Такого ужаса я в жизни еще не испытывал. И я бы повернул вспять, если б батюшка не сказал:

– Пойдем, Мишель!

И я увидел, что на этот раз он не испытывает страха. Итак, мы приближались к хижине, и, когда оставалось до нее шагов двадцать, мать вдруг бросилась на меня с пронзительным воплем, – да простит мне бог эти слова, так вопят, вероятно, дикари. Она вцепилась мне в шею руками, чуть не повалила на землю, и, если б я рывком не развел ее руки, она бы меня задушила. Тогда она ударила меня ногой и закричала:

– Задумал убить Никола! Убить своего брата! Что ж, убивай, проклятый кальвинист!

И она все пыталась укусить меня.
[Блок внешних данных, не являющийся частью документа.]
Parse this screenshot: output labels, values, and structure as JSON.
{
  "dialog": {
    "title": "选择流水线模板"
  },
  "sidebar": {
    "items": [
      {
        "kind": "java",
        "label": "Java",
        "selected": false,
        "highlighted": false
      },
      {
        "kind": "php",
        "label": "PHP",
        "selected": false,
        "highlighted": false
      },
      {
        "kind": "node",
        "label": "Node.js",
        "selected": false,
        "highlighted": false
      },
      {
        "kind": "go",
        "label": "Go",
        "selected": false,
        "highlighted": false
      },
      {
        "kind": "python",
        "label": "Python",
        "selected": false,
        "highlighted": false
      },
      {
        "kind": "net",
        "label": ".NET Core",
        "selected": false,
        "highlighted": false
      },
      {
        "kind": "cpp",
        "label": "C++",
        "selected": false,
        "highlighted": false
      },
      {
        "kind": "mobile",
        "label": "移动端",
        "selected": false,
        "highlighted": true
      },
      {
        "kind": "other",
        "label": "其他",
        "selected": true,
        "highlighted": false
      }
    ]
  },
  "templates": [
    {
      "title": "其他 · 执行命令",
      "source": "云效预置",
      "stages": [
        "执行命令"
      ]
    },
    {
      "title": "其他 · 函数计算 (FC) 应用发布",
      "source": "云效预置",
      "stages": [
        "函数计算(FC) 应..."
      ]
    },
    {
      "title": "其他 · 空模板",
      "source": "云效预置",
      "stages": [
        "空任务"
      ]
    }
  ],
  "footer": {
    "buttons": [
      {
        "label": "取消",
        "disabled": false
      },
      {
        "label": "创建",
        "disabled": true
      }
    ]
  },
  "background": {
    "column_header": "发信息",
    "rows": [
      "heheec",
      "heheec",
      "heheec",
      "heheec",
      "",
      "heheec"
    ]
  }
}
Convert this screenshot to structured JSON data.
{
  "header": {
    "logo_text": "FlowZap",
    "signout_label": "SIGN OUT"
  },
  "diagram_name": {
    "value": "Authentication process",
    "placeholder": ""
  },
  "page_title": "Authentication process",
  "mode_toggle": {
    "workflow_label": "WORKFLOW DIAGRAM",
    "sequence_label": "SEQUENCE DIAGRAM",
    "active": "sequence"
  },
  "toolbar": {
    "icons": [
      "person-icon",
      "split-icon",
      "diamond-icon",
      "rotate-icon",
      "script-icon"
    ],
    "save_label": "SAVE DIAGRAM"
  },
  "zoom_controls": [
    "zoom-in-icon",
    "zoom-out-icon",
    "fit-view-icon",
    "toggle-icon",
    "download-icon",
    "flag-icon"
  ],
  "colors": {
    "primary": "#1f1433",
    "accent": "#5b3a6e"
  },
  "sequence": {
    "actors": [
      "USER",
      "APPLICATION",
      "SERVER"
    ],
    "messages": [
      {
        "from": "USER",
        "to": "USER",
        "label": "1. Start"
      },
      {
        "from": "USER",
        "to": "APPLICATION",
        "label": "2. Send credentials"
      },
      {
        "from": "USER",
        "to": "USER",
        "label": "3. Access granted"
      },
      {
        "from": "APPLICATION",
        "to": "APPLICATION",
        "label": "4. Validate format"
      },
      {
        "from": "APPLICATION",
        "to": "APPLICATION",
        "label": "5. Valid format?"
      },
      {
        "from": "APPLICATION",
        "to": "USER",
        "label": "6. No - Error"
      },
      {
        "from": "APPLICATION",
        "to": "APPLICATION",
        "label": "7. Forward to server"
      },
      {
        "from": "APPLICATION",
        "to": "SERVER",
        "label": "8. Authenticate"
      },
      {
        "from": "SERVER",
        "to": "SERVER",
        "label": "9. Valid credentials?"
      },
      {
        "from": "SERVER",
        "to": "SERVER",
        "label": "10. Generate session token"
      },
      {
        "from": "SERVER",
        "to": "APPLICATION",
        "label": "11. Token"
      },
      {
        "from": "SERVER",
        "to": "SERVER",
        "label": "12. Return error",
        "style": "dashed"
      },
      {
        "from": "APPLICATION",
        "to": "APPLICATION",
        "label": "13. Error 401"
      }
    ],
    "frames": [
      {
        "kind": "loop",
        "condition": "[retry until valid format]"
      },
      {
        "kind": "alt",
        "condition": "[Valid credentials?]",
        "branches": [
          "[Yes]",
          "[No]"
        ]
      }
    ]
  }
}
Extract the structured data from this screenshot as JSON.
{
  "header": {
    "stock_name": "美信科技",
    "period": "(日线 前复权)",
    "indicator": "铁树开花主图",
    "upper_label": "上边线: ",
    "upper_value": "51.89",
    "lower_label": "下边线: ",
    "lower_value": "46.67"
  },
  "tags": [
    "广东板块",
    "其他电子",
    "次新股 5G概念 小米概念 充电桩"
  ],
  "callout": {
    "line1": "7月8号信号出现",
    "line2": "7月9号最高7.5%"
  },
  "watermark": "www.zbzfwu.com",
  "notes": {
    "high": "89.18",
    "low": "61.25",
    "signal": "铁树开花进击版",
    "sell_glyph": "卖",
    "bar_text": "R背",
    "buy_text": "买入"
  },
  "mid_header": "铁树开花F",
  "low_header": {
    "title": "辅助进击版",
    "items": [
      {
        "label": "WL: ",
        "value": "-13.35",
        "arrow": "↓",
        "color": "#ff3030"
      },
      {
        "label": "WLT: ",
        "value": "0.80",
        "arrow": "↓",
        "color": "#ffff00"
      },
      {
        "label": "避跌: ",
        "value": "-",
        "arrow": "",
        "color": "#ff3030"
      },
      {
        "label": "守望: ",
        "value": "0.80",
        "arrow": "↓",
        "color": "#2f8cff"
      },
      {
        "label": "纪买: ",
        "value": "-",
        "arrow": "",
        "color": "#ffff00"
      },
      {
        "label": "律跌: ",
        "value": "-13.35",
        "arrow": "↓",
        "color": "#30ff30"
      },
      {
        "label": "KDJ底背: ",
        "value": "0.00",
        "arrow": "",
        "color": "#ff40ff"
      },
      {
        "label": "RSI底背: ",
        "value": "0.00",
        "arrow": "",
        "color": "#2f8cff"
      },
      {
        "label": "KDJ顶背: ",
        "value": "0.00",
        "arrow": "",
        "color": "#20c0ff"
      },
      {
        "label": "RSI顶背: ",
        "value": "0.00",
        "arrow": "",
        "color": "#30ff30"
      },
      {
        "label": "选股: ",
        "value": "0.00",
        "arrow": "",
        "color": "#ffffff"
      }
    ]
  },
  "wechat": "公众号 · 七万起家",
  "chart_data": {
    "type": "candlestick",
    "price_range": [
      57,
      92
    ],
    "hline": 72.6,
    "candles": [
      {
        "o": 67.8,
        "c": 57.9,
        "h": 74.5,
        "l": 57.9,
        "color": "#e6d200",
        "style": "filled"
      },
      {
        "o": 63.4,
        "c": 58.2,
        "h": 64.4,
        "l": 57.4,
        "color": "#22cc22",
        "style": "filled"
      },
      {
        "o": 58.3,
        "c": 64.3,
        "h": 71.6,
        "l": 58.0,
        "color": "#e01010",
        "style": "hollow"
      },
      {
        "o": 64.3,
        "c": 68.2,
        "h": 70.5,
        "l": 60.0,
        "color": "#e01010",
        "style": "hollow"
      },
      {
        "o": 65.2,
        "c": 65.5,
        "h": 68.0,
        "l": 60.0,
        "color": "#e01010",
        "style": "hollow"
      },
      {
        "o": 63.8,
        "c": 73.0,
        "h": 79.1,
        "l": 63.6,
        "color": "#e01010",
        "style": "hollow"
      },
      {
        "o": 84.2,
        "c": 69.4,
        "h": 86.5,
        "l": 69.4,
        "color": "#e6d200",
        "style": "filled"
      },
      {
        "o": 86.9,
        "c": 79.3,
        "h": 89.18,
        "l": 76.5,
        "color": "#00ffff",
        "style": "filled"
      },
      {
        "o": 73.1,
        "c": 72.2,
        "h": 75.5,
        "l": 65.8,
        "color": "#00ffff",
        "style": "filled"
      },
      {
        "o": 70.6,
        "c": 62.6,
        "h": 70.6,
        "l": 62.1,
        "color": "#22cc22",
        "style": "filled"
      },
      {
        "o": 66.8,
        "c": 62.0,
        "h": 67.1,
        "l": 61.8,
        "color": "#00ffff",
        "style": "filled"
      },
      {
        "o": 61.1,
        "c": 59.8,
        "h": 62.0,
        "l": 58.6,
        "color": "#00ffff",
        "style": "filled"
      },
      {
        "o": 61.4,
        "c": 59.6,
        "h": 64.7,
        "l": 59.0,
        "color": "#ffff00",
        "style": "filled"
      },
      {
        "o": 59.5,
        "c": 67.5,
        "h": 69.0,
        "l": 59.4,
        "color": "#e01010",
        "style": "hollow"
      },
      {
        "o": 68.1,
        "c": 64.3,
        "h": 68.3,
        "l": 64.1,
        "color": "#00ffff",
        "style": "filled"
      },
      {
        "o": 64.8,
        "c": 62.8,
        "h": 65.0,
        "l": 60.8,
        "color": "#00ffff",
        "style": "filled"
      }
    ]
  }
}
Вопль ее раздавался по всей деревне; люди выбегали из домов, переполох поднялся невероятный.

Отец схватил ее обеими руками сзади за кофту, стараясь оттащить от меня, но, почувствовав это, она вдруг в исступлении бросилась на него, обзывая якобинцем, и, если б не силач угольщик Гановр и пять-шесть соседей, она бы, пожалуй, выцарапала ему глаза.

Наконец соседи оттащили ее к нашей хижине, она отбивалась, как дикий зверь, и кричала с издевкой:

– Ах, вот он, примерный сынок! Сменял отца и мать на кальвинистку. Но тебе ее не видать, мерзкий вероотступник! Не видать! Никола зарубит тебя! И я стану заказывать обедни, чтобы он тебя зарубил… Прочь, прочь, я проклинаю тебя!

Ее уже затолкнули в дом, но крики ее все еще разносились по деревне.

Мы с отцом без кровинки в лице так и остались стоять посреди улицы. Когда двери в хижину заперли, он сказал:

– Она сошла с ума! Пойдем отсюда, Мишель. Если мы войдем, она, пожалуй, нас прикончит. Господи, господи, какой же я неудачник! В чем мое прегрешение, за что мне выпала такая горькая доля!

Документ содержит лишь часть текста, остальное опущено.